Thursday 22 February 2018

Micheal Martin plays down idea of Fianna Fail supporting minority government

Micheal Martin canvassing
Micheal Martin canvassing

Sarah Jane Murphy

Fianna Fail leader Micheal Martin played down the idea of supporting a minority government, as suggested by his former cabinet colleague Dermot Ahern this morning.

When asked about the possibility of support a minority government, as proposed by former Fianna Fail MinisterDermot Ahern, he played down the idea.

"I read the article that Dermot Ahern wrote this morning - there will always be opinion columnists and people writing articles, but what's important to me is that the people have a choice.

"They can choose between a Fine Gael led government which will look after the wealthiest in society, and a Fianna Fail led government that will be fairer and create a more decent society.

"The underlying mood among the electorate is one which says we want change and we believe we have a choice," he said.

Speaking outside Waterford University Hospital he said he prefers to focus on what people tell him on the door-step rather than rely on opinion polls.

"Opinion polls will come and go.

"Of all political leaders I've knocked on more doors than anyone else in the last four or five years.

"There's a terrible tenancy to ignore the fact that the people haven't voted at all yet, they have three weeks to make up their mind," he said.

Mr Martin referred to BBC having to apologise in the aftermath of the General Election in Britain in 2015, as they had relied on polls too heavily in their coverage, and added that in America it is widely believed that polling has lost all credibility.

"No matter what the polls say the people are sovereign at the end of the day," he said.

The energetic TD then hit the road, and began canvassing with local candidate Mary Butler in the Viewmount housing estate on the outskirts of Waterford City.

Moving at a lively pace they shook hands and shared plenty of smiles with home-owners as they spoke to residents.

One woman who did not wish to be named told Mr Martin that her husband, who suffers from alzheimer's, has been refused a medical card three times.

He listened to her for several minutes as she relayed her frustration at the medical card system.

"Send me on his details and we will look into it," he said.

Another Viewmount resident, Patrick Walsh (63), quizzed Mr Martin on Fianna Fail's position in relation to water charges.

"So you're going to abolish the water charges but are you going to do it for definite or will we have to pay for it in the future?" he asked.

Mr Martin reassured him that if Fianna Fail are in government there will be no water charges for the lifetime of the next government but after that "we'll have to look at it again."

"He's the first leader to call to my door and it's very much appreciated, he's welcome here any time, he comes across very well," Mr Walsh said.

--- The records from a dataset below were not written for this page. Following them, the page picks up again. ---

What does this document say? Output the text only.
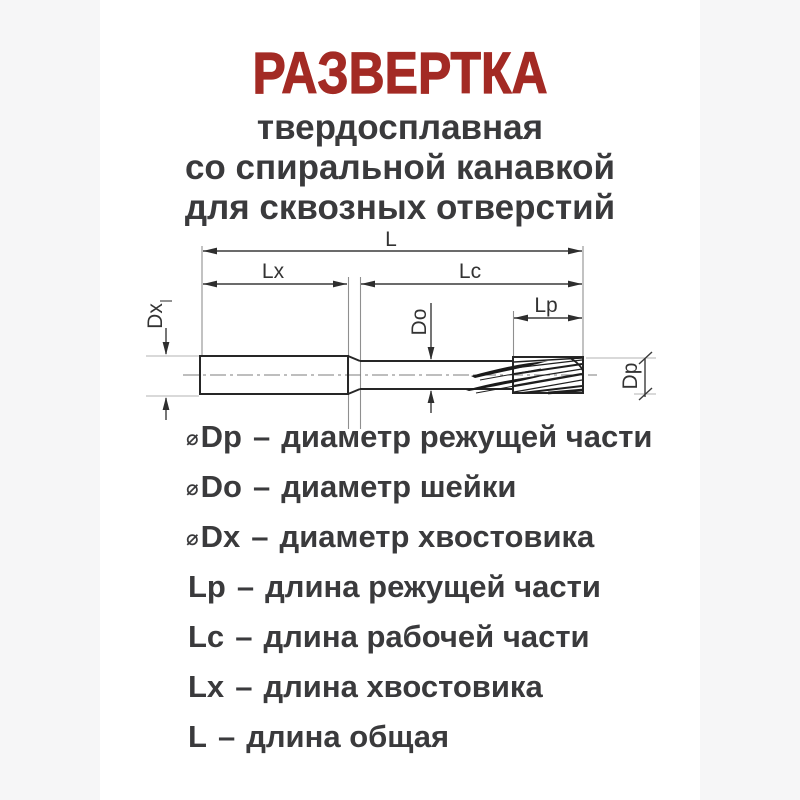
РАЗВЕРТКА
твердосплавная
со спиральной канавкой
для сквозных отверстий
L
Lx	Lc
Lp
Do
Dx
Dp
⌀ Dp – диаметр режущей части
⌀ Do – диаметр шейки
⌀ Dx – диаметр хвостовика
Lp – длина режущей части
Lc – длина рабочей части
Lx – длина хвостовика
L – длина общая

During a walk-about in Waterford City Centre Mr Martin was greeted warmly by shoppers and only had to contend with one instance of heckling when a man advised him to "Get back to Dublin and tell that Enda Kenny he's a clown."

Next up was the seaside town of Dungarvan where Mr Martin visited a pub, a chemist and a shopping centre.

He declined an offer of a photo with a life sized Mickey Mouse who was greeting customers outside a fast food restaurant.

"Come over to me and we'll have a photo," Mickey said.

"You're all right thanks," said Mr Martin firmly.